For some the word has been chosen because people have reached the other side of a movement they once believed in – they got to the peak and went over it. For others, perhaps, it merges peak nonsense with feeling piqued about it. 

How could people not be angry when we are told biology isn’t real, sex is ‘assigned at birth’ and that what is in a man’s head – some fluid stereotypical idea of womanhood – makes him exactly the same as someone who has had periods and misogyny all of her life? 

Last week on Twitter the writer Jane Harris asked her followers: ‘What peaked you?’

For many, including Jane herself, it was the moment Pips Bunce, a gender fluid male who dressed as a woman on certain days of the week was included on a Financial Times list naming ‘100 influential women’. For others it was the time when a teenage trans woman, Lily Madigan, stood to be a Labour Women’s officer and all the women who complained were forced out of the party.

There was also the bullying of Jenni Murray, the long-time host of Woman’s Hour who felt forced out of the BBC for saying ‘trans women shouldn’t call themselves real women’; the uproar over trans athletes Rachel McKinnon and Lia Thomas; the treatment of JK Rowling;  the women who had lost their jobs. The list went on and on.

People are slowly realising that this movement is not about being considerate to trans people, as we all want to be. Rather, in its insistent denial of basic biological facts it has contributed to the breaching of single sex spaces designed for women – whether that meant sex offenders being allowed in female prisons or male-bodied athletes swimming against girls.

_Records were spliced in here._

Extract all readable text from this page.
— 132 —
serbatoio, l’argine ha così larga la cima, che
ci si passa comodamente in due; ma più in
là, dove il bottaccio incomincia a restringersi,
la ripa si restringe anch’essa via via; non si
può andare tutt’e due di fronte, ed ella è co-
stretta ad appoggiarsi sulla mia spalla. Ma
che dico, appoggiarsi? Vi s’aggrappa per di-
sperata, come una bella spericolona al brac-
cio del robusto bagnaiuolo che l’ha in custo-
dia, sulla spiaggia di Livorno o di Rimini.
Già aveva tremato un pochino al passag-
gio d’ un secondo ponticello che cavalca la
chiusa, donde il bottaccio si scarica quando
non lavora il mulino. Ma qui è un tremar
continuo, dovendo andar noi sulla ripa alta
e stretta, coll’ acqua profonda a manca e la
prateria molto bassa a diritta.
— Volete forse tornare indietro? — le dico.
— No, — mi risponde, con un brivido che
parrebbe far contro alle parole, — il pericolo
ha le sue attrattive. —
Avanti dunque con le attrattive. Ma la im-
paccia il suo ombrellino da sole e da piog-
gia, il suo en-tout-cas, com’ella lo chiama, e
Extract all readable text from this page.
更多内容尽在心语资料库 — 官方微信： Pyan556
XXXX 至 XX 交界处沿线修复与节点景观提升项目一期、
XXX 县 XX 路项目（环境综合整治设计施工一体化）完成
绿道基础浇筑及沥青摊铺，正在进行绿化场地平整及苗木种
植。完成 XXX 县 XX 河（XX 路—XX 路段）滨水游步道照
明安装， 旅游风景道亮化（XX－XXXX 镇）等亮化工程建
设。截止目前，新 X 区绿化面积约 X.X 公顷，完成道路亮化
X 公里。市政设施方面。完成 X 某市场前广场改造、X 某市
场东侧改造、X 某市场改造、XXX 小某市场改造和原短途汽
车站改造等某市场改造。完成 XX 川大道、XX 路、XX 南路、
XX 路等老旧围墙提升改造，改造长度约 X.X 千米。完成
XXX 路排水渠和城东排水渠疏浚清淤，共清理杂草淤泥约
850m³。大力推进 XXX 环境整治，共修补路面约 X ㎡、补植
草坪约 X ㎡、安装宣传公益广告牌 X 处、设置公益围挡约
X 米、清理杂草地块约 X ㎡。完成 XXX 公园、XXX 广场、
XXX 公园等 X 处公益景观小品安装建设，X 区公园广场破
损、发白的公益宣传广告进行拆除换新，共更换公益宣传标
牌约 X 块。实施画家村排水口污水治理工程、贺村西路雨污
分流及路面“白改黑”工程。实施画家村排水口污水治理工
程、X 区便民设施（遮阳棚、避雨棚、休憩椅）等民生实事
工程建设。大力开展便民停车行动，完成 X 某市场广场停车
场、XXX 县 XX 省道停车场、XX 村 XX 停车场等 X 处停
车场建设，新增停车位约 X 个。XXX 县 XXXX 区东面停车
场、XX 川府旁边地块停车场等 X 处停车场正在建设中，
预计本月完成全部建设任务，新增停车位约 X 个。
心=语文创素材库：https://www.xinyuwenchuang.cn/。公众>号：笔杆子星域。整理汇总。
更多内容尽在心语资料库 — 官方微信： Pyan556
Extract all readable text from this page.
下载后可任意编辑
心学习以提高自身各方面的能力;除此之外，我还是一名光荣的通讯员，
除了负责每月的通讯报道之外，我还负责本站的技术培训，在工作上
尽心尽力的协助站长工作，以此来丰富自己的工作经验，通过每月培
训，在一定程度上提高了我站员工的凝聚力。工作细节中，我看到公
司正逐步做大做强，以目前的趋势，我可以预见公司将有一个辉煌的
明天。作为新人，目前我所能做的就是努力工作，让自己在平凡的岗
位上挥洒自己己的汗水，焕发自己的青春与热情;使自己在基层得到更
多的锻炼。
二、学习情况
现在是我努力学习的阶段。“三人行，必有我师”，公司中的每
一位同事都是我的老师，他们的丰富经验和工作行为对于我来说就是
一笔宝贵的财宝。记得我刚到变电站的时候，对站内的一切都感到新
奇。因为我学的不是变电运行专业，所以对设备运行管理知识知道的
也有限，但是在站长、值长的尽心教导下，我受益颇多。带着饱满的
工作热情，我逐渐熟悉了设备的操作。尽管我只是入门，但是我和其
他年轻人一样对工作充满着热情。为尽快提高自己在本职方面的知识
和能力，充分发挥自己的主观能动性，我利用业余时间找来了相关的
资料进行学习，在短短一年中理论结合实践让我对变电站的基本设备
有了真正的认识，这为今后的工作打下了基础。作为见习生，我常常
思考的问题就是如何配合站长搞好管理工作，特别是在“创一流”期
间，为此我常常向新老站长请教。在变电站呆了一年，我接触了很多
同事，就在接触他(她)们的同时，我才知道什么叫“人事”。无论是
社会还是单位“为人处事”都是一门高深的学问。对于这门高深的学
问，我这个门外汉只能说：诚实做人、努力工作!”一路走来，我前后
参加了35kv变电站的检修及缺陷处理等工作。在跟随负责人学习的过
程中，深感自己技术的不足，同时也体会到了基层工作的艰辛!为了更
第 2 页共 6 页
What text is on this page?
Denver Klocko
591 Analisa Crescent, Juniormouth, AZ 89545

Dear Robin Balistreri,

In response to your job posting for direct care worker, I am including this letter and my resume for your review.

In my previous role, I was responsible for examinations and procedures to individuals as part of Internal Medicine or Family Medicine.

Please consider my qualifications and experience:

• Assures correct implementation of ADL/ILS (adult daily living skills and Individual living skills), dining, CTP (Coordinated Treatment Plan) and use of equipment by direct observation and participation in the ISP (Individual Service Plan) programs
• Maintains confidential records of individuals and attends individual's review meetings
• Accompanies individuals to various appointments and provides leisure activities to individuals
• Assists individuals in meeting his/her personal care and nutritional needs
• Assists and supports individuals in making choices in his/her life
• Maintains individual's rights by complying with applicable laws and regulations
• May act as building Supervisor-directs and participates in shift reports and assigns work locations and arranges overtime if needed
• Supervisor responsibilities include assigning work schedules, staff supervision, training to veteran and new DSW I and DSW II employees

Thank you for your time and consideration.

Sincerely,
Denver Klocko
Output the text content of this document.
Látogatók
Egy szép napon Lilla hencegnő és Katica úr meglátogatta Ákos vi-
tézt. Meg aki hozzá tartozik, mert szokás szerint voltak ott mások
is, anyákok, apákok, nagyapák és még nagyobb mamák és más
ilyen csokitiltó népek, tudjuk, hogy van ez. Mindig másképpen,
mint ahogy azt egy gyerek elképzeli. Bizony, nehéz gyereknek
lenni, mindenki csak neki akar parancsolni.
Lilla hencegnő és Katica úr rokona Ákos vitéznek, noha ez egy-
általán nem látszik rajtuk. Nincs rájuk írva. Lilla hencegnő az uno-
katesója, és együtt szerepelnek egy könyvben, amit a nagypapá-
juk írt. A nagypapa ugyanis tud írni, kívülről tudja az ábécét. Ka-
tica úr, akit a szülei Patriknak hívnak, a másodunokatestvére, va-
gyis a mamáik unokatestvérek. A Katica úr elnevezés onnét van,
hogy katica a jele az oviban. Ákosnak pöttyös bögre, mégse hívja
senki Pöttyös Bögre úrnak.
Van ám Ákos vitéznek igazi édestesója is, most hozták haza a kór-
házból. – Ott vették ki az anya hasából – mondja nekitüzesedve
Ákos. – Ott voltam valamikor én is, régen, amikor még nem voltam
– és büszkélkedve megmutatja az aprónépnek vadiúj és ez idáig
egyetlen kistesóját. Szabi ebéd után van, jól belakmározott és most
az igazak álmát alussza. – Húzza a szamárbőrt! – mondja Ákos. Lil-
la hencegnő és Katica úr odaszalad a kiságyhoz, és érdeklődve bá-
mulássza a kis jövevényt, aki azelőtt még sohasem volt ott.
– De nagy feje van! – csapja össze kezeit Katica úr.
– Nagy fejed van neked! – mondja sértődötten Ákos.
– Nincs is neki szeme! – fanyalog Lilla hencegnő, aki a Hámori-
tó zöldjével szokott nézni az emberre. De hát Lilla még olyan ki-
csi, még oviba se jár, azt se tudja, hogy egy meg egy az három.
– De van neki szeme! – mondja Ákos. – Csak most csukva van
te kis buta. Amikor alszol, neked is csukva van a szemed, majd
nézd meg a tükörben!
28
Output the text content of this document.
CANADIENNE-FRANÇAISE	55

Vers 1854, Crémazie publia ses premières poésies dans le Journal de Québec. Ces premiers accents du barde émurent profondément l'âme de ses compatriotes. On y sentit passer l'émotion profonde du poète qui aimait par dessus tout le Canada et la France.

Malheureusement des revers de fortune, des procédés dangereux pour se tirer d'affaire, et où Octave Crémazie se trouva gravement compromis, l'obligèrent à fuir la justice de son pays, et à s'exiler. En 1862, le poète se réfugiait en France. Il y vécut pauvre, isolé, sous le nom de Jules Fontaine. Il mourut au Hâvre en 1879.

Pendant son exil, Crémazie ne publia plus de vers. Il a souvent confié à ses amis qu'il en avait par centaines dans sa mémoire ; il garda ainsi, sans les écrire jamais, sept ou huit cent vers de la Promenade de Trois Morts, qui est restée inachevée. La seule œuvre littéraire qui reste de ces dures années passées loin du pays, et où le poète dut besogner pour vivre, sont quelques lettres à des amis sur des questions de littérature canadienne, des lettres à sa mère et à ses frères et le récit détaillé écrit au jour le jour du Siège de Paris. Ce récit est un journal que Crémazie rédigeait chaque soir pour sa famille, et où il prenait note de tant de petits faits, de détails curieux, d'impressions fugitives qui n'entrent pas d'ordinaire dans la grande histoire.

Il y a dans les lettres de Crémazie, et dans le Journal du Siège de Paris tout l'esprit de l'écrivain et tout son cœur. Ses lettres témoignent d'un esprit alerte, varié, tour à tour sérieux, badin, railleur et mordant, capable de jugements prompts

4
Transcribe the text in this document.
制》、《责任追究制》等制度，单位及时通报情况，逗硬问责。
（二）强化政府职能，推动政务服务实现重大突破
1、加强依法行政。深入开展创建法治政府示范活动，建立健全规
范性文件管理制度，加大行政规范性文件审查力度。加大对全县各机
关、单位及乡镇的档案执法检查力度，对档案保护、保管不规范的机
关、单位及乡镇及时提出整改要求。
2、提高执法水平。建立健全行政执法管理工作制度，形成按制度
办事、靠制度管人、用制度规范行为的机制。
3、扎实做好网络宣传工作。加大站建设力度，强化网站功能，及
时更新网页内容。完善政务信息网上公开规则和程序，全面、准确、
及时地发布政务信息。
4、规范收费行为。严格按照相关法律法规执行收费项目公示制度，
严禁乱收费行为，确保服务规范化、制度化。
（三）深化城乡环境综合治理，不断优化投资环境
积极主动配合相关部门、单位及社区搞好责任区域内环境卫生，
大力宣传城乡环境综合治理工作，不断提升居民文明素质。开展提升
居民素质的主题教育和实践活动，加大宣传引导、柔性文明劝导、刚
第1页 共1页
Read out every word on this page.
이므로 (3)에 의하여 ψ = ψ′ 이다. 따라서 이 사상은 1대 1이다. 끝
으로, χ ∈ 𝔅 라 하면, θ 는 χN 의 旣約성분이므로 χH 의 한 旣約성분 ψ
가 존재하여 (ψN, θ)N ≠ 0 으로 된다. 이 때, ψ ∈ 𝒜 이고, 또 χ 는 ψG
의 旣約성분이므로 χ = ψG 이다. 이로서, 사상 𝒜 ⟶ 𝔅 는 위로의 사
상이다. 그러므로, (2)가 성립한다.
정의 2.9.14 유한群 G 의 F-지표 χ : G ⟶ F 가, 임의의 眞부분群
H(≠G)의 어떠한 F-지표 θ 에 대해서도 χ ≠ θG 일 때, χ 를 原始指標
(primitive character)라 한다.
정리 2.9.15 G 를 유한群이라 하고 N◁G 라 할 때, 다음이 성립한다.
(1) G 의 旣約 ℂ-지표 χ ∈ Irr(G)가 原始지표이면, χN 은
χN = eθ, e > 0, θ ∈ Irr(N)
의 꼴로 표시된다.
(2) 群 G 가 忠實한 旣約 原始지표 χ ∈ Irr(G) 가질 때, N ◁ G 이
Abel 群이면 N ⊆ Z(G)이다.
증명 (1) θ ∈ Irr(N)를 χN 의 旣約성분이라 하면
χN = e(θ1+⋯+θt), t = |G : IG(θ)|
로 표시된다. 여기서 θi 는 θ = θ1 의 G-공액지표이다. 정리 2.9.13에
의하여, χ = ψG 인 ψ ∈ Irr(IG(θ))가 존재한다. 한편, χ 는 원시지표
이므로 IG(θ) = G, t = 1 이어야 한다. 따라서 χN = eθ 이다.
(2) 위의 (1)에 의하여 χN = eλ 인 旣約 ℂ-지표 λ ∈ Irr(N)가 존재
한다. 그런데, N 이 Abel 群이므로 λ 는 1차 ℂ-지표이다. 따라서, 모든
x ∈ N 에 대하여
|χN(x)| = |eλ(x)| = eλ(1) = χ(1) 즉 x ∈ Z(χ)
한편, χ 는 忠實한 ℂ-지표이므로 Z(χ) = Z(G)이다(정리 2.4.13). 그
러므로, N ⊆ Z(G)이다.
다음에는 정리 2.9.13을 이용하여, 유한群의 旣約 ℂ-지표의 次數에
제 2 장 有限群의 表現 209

And even though they were often told they were stupid, bad or bigoted – often by bearded men – it didn’t stop them thinking that it was wrong. 

Why women fought against this is obvious to me. Why bearded men have a problem with it is less so. JK Rowling has named them ‘beardsplainers’, retweeting an exchange where I’d sent a Beardsplainer an article on why the Holocaust should not be appropriated for everything we feel is bad, including transphobia. He told me I should read the article I’d sent him about the appropriation of the Holocaust – an article I had written myself.

Why is it so often bearded men? Bearded Telegraph columnist Michael Deacon submits that well-developed facial hair often signifies a male ‘left-wing self righteousness’.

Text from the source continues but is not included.